PALO ALTO, Calif. — Electric vehicle maker Rivian unveiled an aggressive path toward expanded autonomous capabilities on Thursday, detailing a series of new tools and long term plans that the company said could reshape how drivers use and share their cars.
CEO RJ Scaringe presented the strategy at an event in Palo Alto, calling it the beginning of Rivian’s most significant investment yet in autonomous driving.
Rivian’s announcement centers on a broader upgrade of its driver assistance systems and a sustained push through 2026 to advance what the company calls “Rivian autonomous driving,” a suite of technologies meant to reduce the need for human intervention on the road.
The company said its first step will be rolling out Universal Hands Free, a tool that enables hands free driving on more than 3.5 million miles of marked highways in the United States.
The feature is coming first to the second generation R1 trucks and SUVs that entered production in 2024, though drivers are still required to remain alert.
Rivian’s website acknowledges the system cannot stop for traffic lights or stop signs, a limitation shared by other advanced driver assistance systems currently on the market.
Future versions of the technology, Scaringe said, are expected to support point to point travel, allowing drivers to enter a destination and let the vehicle handle the bulk of the route.
The announcement reflects an increasingly competitive environment in the EV sector, where Rivian is attempting to regain momentum after its stock lost much of its value following its 2021 IPO.
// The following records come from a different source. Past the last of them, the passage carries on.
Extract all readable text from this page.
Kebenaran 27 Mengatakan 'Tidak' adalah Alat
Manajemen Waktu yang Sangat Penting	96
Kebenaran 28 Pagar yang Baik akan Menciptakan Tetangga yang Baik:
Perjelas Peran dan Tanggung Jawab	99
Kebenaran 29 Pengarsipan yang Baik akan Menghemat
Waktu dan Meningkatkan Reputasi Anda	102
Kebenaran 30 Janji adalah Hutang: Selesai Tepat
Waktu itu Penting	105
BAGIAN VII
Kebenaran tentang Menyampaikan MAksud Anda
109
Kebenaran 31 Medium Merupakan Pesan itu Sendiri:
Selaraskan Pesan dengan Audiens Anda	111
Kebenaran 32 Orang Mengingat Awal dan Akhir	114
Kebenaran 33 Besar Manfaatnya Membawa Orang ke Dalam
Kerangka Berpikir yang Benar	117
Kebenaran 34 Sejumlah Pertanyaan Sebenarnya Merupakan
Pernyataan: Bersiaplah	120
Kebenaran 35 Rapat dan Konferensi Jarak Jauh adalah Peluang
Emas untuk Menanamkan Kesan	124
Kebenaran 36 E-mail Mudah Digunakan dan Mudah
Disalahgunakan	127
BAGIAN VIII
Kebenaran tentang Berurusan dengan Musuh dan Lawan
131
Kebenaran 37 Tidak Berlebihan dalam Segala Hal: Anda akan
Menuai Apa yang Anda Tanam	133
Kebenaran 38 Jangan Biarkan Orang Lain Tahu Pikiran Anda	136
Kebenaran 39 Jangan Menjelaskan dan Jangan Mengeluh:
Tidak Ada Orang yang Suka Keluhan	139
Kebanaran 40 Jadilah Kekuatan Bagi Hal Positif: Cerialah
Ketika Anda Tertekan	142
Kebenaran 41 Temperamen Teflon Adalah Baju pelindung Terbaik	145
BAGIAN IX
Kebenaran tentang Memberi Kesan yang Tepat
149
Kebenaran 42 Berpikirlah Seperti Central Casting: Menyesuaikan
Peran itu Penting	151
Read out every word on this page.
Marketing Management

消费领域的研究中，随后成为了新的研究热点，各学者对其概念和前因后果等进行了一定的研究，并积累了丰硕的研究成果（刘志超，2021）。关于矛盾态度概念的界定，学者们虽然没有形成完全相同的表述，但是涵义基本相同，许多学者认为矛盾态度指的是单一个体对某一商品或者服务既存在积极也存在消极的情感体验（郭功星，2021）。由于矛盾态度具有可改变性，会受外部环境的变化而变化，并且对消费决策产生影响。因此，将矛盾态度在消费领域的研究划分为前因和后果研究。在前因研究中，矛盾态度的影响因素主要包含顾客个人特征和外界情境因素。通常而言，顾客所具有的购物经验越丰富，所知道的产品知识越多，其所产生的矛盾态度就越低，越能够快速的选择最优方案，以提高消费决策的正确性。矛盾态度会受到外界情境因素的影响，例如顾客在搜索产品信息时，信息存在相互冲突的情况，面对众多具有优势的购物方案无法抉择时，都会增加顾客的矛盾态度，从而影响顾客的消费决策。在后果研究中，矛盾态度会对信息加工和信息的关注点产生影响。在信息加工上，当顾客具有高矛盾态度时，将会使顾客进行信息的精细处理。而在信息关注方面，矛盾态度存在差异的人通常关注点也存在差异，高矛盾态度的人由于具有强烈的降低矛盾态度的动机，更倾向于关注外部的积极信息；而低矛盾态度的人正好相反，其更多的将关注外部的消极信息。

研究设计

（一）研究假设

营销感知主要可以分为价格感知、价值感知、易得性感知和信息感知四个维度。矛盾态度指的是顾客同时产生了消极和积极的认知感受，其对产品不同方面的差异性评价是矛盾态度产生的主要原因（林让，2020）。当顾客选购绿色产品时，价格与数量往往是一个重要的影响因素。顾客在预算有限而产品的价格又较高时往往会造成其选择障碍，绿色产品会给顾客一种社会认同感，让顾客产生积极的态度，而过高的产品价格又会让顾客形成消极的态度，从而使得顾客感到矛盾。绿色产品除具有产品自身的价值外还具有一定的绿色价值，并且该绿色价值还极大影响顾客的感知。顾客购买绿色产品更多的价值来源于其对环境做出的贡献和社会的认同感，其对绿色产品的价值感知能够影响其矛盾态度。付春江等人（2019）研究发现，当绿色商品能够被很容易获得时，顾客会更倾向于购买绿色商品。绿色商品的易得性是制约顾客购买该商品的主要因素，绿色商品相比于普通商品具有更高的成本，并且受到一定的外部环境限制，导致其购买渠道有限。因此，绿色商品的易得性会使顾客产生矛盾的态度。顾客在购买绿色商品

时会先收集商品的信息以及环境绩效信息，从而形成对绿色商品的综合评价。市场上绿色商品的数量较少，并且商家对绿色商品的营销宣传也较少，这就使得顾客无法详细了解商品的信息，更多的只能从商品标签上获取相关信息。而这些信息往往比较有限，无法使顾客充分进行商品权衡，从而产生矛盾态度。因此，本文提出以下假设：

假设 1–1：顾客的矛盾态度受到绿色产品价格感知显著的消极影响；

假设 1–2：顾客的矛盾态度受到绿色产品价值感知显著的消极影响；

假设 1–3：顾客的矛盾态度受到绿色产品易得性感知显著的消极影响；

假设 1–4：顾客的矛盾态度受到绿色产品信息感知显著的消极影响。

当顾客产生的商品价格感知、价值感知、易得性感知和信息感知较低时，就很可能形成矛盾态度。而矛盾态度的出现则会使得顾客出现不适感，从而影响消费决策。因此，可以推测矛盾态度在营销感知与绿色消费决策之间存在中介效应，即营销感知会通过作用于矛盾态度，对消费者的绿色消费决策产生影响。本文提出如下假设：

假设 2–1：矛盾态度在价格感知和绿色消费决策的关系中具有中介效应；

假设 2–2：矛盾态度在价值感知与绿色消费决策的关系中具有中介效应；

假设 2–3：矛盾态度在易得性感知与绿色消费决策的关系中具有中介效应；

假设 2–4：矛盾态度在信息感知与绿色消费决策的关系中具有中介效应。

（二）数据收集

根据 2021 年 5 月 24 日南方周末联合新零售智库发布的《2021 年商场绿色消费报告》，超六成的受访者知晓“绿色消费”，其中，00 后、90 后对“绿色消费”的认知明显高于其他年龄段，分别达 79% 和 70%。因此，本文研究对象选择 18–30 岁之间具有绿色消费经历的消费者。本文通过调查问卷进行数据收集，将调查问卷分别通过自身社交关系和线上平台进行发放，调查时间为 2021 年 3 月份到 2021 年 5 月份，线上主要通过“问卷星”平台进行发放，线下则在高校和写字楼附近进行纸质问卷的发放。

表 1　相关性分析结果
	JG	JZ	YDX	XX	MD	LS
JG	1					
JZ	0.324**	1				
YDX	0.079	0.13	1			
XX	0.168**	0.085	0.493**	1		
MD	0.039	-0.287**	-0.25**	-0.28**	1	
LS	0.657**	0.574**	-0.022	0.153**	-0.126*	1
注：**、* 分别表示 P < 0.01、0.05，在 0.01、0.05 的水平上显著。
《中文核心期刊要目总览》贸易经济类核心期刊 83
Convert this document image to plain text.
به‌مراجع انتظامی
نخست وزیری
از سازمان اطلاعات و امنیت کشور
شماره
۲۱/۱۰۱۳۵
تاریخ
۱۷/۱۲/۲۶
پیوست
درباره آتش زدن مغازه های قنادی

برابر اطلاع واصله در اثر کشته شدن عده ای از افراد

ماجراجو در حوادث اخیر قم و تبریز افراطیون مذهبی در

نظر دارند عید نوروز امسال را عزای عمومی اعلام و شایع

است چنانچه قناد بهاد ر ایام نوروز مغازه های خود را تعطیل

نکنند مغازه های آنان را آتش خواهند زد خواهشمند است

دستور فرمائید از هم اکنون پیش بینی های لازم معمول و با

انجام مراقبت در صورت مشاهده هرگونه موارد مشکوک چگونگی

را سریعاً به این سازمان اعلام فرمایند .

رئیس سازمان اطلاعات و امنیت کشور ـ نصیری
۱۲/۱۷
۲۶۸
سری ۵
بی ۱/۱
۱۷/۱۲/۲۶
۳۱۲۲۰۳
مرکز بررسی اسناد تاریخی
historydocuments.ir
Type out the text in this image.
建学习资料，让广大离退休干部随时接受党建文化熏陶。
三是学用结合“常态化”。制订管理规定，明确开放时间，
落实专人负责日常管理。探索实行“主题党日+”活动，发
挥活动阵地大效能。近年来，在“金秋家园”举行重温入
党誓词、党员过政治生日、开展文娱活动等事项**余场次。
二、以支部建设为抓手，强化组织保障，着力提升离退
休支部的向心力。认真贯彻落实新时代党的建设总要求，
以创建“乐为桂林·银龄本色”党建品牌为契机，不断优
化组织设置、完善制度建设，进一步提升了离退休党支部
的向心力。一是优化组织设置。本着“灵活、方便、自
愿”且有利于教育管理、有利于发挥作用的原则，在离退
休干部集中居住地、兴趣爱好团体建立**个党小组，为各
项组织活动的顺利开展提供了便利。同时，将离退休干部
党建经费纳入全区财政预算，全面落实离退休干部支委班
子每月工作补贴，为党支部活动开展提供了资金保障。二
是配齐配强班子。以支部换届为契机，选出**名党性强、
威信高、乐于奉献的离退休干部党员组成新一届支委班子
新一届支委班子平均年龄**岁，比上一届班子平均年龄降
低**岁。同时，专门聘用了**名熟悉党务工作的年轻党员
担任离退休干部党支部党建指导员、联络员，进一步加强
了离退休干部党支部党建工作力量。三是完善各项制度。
Analysts said the push toward Rivian autonomous driving could give the company a clearer business model built on recurring software revenue.
“Rivian needs a differentiator, and autonomy could be it if they execute well,” said Mark Feldman, an automotive analyst at Velocity Research Group.
“Ford and GM have had a head start, but the market is still wide open for a credible Level 4 contender.” Rivian plans to introduce a new Autonomy+ subscription package priced at $2,500 upfront or $50 per month.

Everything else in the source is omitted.